Pinsent Masons said it welcomed the move to enable pooled audits to be completed, but urged the EBA to "set out the key elements of an effective arrangement for a pooled audit and the extent to which the cloud service provider can take on a coordinating role in this respect".

It also said that the EBA should adopt guidance already developed by the UK's Financial Conduct Authority (FCA) in relation to "the extent to which a cloud service provider can limit access to certain premises and at certain times for security reasons".

Financial services and technology law expert Luke Scanlon of Pinsent Masons said: "As legal advisers to both banks and leading cloud service providers we see many opportunities for banks to benefit in terms of cost efficiencies to be gained and ability to innovate through further clarification of the regulatory framework. We call on the EBA to take a leadership position in promoting an approach to the use of cloud technology by banks in a manner that favours effective risk management rather than an overly literalist approach towards interpretation of regulation."

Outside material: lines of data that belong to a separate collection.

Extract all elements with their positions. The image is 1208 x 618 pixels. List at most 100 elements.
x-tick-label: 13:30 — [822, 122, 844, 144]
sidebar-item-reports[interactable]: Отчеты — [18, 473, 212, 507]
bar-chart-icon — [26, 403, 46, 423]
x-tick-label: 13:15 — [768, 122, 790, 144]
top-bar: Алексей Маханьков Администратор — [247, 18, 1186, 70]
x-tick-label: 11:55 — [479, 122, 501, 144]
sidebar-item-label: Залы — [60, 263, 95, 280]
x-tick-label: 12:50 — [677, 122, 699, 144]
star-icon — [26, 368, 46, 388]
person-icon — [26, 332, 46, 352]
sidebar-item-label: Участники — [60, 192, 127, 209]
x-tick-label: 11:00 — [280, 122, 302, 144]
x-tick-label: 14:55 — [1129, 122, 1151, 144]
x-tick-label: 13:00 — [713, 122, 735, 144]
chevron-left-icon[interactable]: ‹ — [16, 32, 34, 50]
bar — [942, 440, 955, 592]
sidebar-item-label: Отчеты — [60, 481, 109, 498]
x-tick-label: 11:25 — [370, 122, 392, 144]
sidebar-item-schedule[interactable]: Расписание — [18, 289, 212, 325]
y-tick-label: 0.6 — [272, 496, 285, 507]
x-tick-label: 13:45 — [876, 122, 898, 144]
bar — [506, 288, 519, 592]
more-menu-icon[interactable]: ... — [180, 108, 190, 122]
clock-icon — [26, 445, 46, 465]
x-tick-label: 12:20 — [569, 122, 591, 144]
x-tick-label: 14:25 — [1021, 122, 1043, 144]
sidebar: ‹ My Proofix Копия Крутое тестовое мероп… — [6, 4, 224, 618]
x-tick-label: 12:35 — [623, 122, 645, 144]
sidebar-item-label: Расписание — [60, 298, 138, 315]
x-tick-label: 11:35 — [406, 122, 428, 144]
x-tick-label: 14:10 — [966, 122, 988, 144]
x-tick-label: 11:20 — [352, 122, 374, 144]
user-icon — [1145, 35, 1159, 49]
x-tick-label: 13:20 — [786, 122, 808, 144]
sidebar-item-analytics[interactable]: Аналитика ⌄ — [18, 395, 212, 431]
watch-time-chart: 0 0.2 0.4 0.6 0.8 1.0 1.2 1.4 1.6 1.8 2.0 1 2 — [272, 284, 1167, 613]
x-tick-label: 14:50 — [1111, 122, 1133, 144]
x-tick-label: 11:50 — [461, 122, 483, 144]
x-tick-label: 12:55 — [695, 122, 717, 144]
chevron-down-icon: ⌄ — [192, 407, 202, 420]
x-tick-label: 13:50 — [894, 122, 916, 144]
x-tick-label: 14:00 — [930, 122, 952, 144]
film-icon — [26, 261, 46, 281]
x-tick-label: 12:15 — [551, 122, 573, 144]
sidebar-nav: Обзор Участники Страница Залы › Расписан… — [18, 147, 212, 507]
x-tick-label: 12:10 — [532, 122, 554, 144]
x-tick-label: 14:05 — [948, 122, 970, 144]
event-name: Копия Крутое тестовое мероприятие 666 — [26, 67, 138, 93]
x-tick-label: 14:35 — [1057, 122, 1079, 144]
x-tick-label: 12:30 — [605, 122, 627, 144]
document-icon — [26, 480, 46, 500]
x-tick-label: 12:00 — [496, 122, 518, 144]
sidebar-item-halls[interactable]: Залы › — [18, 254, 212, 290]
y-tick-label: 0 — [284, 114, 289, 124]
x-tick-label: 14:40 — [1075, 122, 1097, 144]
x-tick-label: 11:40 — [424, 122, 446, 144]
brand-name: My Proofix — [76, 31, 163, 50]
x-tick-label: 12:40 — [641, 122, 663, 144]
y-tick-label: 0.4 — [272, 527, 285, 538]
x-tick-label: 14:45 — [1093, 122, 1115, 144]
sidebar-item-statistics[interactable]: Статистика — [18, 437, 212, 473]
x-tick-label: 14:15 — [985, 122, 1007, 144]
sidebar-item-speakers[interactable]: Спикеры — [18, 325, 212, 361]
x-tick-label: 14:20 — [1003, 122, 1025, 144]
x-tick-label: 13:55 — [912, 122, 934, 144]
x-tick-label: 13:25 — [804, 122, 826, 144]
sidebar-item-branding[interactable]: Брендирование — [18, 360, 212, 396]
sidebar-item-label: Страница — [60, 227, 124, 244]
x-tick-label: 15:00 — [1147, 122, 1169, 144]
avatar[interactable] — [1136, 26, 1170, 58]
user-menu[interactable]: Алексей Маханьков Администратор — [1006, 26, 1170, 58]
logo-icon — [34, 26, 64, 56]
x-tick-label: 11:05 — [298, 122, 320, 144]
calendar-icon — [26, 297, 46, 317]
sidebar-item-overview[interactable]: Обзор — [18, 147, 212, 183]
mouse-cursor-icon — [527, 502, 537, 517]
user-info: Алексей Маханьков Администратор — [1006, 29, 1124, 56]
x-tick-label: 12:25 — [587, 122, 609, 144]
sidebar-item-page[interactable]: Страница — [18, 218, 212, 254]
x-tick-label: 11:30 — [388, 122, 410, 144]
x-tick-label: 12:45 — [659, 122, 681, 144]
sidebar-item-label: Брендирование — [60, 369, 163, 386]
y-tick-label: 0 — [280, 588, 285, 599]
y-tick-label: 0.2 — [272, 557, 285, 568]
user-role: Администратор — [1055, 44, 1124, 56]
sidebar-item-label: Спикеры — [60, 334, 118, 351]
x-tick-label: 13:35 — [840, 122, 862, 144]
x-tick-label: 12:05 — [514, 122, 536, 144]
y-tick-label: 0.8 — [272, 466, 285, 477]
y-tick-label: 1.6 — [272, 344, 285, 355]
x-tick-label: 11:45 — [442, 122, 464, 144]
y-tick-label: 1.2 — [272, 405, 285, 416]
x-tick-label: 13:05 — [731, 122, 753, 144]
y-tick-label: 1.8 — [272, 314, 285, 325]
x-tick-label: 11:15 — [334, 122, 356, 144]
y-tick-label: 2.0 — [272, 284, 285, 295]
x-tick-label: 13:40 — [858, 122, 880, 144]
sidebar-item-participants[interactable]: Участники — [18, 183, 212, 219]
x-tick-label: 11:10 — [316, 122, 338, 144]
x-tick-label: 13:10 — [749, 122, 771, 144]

"Our view is that unduly restrictive interpretations have been taken by regulators in a number of EEA jurisdictions as a result of a lack of understanding of how cloud arrangements differ from traditional outsourcing arrangements," he said.

Earlier this year, seven main barriers to banks' adoption of cloud-based services were identified in a new report by the British Bankers' Association, which was produced in partnership with Pinsent Masons.